Arrivés devant le campus, Arnold me fit un récapitulatif des voies que je devais emprunter. Nous nous saluâmes et je partis, traînant ma valise et le plan à la main suivant les indications griffonnées au feutre rouge qu'il m'avait notées. Je trouvais rapidement le bâtiment dans lequel j'allais dormir et manger durant l'année. De couleur brique, fraîchement rénové, la structure était imposante et criblée de trous qui faisaient office de fenêtres étudiantes.

– Bonjour, je m'appelle Julia Macali, l'on m'a attribué une chambre.

– Un instant je vérifie votre dossier. Avez-vous une carte d'identité ? Dit la réceptionniste.

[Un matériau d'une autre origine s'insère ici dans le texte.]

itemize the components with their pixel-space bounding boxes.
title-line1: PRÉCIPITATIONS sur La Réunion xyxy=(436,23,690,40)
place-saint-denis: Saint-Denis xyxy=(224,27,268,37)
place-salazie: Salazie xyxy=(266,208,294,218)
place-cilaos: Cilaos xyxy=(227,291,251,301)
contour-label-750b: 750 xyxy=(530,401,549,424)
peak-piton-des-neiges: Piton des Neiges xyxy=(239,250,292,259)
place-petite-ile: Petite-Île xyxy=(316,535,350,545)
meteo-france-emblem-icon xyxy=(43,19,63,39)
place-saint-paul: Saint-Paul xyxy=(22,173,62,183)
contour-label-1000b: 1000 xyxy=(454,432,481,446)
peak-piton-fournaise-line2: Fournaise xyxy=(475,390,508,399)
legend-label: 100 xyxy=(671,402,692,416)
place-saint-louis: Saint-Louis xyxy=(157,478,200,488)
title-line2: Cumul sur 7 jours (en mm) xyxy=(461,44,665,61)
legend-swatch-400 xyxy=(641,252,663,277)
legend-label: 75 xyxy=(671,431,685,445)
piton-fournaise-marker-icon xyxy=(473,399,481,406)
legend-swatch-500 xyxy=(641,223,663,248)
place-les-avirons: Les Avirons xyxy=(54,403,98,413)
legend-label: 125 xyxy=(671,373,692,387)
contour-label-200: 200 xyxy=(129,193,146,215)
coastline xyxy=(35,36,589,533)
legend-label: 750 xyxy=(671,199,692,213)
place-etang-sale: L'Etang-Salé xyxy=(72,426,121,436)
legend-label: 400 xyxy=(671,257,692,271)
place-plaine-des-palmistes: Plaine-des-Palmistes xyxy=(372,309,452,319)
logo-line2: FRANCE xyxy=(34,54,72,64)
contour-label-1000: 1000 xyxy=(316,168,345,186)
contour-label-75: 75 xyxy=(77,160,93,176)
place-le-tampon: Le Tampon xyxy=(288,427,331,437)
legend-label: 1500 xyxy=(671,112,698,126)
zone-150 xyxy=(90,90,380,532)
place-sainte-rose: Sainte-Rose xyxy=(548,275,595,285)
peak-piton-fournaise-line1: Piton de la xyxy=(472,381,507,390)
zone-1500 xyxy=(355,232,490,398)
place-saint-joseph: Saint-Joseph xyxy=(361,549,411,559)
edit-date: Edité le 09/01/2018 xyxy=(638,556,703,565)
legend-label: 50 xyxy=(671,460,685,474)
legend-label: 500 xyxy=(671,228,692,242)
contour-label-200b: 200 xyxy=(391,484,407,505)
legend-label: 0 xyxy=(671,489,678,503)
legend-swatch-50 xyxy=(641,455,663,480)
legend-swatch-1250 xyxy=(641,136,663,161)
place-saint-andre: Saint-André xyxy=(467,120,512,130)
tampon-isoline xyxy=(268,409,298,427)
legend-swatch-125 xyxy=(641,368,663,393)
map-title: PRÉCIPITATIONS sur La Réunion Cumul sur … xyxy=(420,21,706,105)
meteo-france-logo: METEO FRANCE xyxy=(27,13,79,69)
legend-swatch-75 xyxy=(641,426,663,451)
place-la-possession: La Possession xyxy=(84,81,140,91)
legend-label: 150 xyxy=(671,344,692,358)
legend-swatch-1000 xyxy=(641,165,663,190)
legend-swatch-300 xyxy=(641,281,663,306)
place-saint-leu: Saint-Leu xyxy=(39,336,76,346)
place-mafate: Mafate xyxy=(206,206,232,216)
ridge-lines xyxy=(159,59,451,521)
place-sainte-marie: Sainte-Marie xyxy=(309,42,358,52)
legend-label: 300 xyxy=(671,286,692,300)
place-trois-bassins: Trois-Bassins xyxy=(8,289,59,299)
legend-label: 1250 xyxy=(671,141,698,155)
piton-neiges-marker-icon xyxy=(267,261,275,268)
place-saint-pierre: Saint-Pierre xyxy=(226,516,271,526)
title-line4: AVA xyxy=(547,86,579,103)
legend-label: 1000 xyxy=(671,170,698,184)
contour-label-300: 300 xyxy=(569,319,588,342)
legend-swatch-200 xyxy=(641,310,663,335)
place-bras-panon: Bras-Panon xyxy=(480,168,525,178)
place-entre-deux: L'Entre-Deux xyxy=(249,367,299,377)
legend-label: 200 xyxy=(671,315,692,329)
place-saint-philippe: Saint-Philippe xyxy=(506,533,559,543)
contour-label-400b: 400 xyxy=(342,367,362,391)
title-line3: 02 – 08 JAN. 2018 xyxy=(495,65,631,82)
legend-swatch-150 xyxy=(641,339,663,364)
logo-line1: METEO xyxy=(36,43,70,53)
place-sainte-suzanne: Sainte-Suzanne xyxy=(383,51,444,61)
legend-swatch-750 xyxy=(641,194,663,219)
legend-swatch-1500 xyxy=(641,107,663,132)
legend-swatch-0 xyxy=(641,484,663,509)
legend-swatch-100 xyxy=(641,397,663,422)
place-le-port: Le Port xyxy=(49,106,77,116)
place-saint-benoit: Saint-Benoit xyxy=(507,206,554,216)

Je sortis derechef mes papiers d'identité. En une minute montre en main elle me fournit ma clé et une copie du règlement du dortoir. Je la remerciais et m'engageais dans le dédale d'escaliers qui m'attendait. Ma chambre était au deuxième étage. J'installais rapidement mes quelques vêtements, un manteau, un gilet, deux pantalons, quelques hauts d'été et d'hiver, deux paires de chaussures et ma lingerie dans la penderie prévue à cet effet. Je claquais mon pavé d'économie sur le bureau disposé face à la petite fenêtre, seul contact avec l'extérieur. Il était 10h, je ne perdis pas de temps dans mon logement. J'attrapais mon sac, fermais la porte et déverrouilla mon téléphone pour me renseigner sur les enseignes qui se trouvaient non loin de moi.

Je passais l'après-midi à démarcher les restaurants, les cafés, les librairies, les supermarchés. Par chance, beaucoup proposaient des temps partiels pour les étudiants, la plupart me demandèrent de revenir avec un CV et une lettre de motivation. Détail que j'avais oublié. Mais je n'eus pas à m'embarrasser de cette paperasse. En un temps trois mouvements, je décrochais un emploi dans un bar le JollyDrink. Le responsable était aux abois, il cherchait activement un barman, la dernière avait eu un accident la semaine dernière en conduisant ivre et la place était libre. L'échange dura cinq minutes avant qu'il ne déclare « Je te prends à l'essai, ça te va ? ». Il m'expliqua rapidement le fonctionnement de la maison et me donna rendez-vous le soir même à 18h.